The new funds will include:
- A £150 million investment in the UK’s successful Darwin Initiative, which supports projects to protect species, fund and test innovative new ideas, and provide fellowships for promising conservationists in UK institutions; critically-endangered spoon-billed sandpiper from extinction
- A new £100 million Landscapes Fund to preserve habitats and support biodiversity including through the creation of ‘green corridors’. This could help 250,000 elephants in the KAZA region of Angola, Botswana, Namibia, Zambia and Zimbabwe migrate safely from one reserve to another along a new ‘elephant corridor’.
- A £45 million in further funding to tackle the Illegal Wildlife Trade, including through new projects under the existing IWT Challenge Fund.
- A new programme to tackle climate change across Asia – including by preserving and restoring forests, and protecting mangroves – which absorb carbon dioxide and act as a natural barrier to protect coastal areas from flooding caused by climate change.

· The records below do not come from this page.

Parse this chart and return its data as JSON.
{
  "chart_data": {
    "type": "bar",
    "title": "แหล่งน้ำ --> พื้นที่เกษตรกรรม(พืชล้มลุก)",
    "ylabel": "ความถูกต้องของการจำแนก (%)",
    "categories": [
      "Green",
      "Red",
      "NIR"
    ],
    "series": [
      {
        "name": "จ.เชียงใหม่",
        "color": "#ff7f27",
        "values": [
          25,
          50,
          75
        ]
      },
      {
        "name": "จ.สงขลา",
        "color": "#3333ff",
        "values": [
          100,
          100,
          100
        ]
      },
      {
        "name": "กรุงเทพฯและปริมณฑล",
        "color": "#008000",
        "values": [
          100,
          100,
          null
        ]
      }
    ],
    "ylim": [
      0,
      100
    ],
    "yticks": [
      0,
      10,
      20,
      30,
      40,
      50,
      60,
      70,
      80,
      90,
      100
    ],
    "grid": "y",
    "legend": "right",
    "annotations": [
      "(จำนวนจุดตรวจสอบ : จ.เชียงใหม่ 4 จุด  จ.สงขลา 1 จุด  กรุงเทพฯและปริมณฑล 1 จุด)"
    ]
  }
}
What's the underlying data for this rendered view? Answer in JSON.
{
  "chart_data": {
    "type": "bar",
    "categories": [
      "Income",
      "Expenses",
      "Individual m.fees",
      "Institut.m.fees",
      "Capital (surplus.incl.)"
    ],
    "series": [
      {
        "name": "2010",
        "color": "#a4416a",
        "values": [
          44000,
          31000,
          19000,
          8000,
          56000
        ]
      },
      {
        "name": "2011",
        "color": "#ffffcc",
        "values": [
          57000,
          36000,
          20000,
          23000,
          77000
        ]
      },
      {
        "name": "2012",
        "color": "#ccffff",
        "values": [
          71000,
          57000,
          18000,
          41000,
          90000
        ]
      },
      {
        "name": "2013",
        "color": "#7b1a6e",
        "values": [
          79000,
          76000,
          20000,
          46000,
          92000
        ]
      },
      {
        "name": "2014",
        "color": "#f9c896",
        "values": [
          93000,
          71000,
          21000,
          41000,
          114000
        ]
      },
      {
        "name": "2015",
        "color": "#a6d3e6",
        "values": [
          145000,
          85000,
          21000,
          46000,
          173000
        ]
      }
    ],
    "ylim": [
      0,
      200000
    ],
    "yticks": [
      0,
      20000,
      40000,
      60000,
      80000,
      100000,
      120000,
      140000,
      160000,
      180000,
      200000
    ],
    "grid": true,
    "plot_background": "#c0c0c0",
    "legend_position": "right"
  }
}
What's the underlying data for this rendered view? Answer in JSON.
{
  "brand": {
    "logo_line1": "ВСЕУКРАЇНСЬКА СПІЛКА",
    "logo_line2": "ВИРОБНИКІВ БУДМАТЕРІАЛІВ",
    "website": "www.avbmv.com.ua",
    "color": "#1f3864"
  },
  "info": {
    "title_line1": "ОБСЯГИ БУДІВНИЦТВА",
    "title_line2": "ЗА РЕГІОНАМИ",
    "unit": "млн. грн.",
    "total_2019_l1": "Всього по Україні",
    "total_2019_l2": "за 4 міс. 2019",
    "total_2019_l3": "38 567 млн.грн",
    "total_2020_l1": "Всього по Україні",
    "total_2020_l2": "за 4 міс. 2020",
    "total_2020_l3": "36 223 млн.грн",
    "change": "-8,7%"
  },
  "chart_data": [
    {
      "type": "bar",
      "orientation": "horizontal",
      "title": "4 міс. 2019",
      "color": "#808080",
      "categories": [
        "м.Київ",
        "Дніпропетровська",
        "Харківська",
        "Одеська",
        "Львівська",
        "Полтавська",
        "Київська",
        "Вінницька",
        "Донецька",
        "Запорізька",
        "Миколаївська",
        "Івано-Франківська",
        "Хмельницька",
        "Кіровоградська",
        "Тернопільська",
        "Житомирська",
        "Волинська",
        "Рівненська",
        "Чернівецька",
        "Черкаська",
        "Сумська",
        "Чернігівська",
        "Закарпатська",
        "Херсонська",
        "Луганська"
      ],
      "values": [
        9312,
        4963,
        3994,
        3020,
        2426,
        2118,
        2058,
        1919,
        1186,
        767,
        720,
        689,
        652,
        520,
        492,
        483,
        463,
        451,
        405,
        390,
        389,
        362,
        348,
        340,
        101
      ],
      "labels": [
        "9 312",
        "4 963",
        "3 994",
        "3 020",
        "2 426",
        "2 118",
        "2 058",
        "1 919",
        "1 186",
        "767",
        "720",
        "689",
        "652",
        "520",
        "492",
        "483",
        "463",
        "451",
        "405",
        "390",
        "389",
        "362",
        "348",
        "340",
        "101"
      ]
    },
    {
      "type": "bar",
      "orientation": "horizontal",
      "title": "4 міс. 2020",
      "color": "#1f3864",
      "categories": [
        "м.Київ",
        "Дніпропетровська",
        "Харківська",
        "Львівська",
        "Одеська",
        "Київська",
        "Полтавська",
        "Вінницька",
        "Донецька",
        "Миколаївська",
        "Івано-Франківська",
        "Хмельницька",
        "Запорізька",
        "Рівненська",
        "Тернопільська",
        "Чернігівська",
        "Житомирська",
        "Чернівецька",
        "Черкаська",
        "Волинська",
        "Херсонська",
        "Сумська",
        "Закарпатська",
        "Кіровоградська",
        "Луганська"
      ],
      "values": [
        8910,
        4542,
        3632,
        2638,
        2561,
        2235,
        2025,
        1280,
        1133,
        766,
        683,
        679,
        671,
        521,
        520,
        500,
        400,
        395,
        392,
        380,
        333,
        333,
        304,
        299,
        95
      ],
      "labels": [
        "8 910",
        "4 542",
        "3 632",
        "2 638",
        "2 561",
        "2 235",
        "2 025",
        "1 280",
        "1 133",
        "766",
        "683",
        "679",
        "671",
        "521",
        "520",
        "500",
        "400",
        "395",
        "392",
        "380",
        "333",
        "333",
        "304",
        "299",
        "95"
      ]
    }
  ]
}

- New efforts to prevent illegal deforestation in Ghana, Liberia, Indonesia, Cameroon, Vietnam and the Republic of Congo by working with local communities to tackle illegal logging and helping build markets for sustainable products;
- The Just Rural Transition - an ambitious programme to help transform the way we use land. The OECD estimates that the major economies of the world will spend over $700 billion in conventional agricultural subsidies. The programme aims to redirect that money towards supporting genuinely sustainable agriculture, the effect of which would be transformational for nature, climate and humanity.
Zac told leaders; “even though deforestation accounts for almost 20% of global greenhouse gas increases, it receives a paltry 2% of climate finance from governments and development organisations.”
He added; “The world’s scientists have warned us that even a 1.5C will be utterly devastating to nature and to humanity. And only a few months ago we saw the results of most comprehensive yet assessment of the state of nature. It told us that a million species are facing extinction. Appallingly, we lost 30 football pitches worth of forests every single minute last year.”
“In our efforts to tackle climate change, the extraordinarily important role of nature has been overlooked. In reality, the two are inextricably linked. Forests provide the clearest proof of that. Deforestation itself is the second leading cause of climate change globally. But in protecting forests, we are also tackling the extinction crisis. 80% of the world’s biodiversity exists in our forests. And protecting forests means tackling poverty. Forest destruction directly undermines the livelihoods of 1.2bn of the world’s poorest people.”